In the fall, 1,400 students took 42 online classes. In spring, the university will offer 61 online or hybrid (with online and traditional components) classes, said Brian Duggan, director of learning services at CSU, Stanislaus.
"The growth is really stunning," he said. "We haven't advertised these classes. Students are finding these offerings in the course catalog and choosing to take them."
Duggan and his staff work with faculty to convert classes to an online format.
"It's not just a matter of putting lectures on video," he said. Other tools include chat rooms, videos posted on sharing sites and interactive activities.
"The trick for us is to help the faculty member figure out what's right for them," Duggan said.
Online classes aren't for everybody, or for every subject, he said. But for people with time constraints, or who live in outlying areas, online classes offer access to the university they otherwise wouldn't get.
Duggan said faculty members are not forced to teach online classes.
But John Sarraillé, a computer science professor and local California Faculty Association president, said there is some pressure.

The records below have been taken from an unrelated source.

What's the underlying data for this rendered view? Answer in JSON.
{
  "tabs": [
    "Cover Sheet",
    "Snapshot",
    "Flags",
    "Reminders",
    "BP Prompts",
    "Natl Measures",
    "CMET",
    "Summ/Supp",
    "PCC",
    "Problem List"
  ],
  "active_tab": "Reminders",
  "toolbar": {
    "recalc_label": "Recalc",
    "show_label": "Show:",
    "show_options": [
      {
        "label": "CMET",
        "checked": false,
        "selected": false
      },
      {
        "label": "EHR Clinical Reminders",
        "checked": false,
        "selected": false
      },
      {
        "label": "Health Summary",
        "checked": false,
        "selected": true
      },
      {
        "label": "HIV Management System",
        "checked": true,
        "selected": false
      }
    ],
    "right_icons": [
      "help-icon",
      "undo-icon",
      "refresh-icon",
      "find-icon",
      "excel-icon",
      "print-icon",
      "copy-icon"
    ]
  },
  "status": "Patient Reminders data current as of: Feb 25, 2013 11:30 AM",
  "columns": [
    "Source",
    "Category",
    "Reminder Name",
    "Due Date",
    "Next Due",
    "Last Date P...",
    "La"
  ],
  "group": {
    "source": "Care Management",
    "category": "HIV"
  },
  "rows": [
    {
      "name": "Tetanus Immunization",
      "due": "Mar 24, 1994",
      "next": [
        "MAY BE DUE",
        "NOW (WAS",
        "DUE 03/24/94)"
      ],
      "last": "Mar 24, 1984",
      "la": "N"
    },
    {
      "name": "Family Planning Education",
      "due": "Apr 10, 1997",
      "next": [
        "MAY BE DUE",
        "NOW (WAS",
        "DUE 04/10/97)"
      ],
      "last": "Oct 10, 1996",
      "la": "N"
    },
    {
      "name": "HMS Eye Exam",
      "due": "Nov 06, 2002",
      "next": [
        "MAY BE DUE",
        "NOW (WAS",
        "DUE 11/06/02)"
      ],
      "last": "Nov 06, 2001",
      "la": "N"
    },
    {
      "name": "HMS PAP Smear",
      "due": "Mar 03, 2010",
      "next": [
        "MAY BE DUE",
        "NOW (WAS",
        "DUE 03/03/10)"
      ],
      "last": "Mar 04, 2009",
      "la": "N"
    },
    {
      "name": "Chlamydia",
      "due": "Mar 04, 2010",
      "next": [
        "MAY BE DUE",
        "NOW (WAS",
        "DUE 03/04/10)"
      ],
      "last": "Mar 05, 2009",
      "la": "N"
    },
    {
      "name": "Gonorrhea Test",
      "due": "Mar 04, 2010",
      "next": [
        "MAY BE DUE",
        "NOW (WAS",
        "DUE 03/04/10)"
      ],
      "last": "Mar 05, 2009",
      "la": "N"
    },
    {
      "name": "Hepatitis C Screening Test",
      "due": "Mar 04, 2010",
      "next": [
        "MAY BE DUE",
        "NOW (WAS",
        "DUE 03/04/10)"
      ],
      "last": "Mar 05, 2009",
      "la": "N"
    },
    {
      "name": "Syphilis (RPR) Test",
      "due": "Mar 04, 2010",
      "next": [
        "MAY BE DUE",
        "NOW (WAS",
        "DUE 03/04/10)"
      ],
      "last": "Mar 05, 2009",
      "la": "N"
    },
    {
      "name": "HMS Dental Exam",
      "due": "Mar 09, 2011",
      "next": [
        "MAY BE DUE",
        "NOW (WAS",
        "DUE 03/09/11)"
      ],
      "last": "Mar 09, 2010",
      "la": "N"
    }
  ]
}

"A lot of this goes back to money," he said. "It's always in there somewhere."
Accommodate more students
Online classes can accommodate more students because they don't have to fit into a classroom. The university, which has cut classes and faculty because of the faltering state budget, implemented them too quickly, some instructors believe.
"They're unfolding in the wrong way," Sarraillé said. "In my department, we had to take a course we were teaching and in a big rush change the way it was configured.
"A small subset of people cobbled something together."
Sarraillé said he's not against online classes, but that the university should go through regular channels, which include consideration by curriculum committees, before putting them together.
Duggan said he encountered some early skepticism from faculty, but that it has largely fallen away.
"Now what we're finding is there are faculty who are choosing to do this without necessarily coming to me. They're finding their own resources," he said. "The way I interpret that, it's sort of spreading like a grass fire."
CSUS President Hamid Shirvani said online classes are one way the university can remain accessible to students despite the budget cutbacks.
"The online education sector is growing at a phenomenal rate nationally, and CSU, Stanislaus, must help meet that demand from students in order to better serve their education needs," Shirvani said.
Though some universities offer complete degrees online, CSUS doesn't. Yet.
"We're seeing some movement that way," Duggan said.
At this point, he's satisfied that online classes are meeting a need for students. "They're finding it to be an integral part of their move toward graduation."
That includes Hains, who expects to graduate in the spring. Though she still takes traditional classes, she appreciates the flexibility of having both.
"I feel like it's easier to get ahold of (online professors) sometimes," she said. "They're always checking their e-mail. And if I have a question about material, I'm more than welcome to come in and talk to them."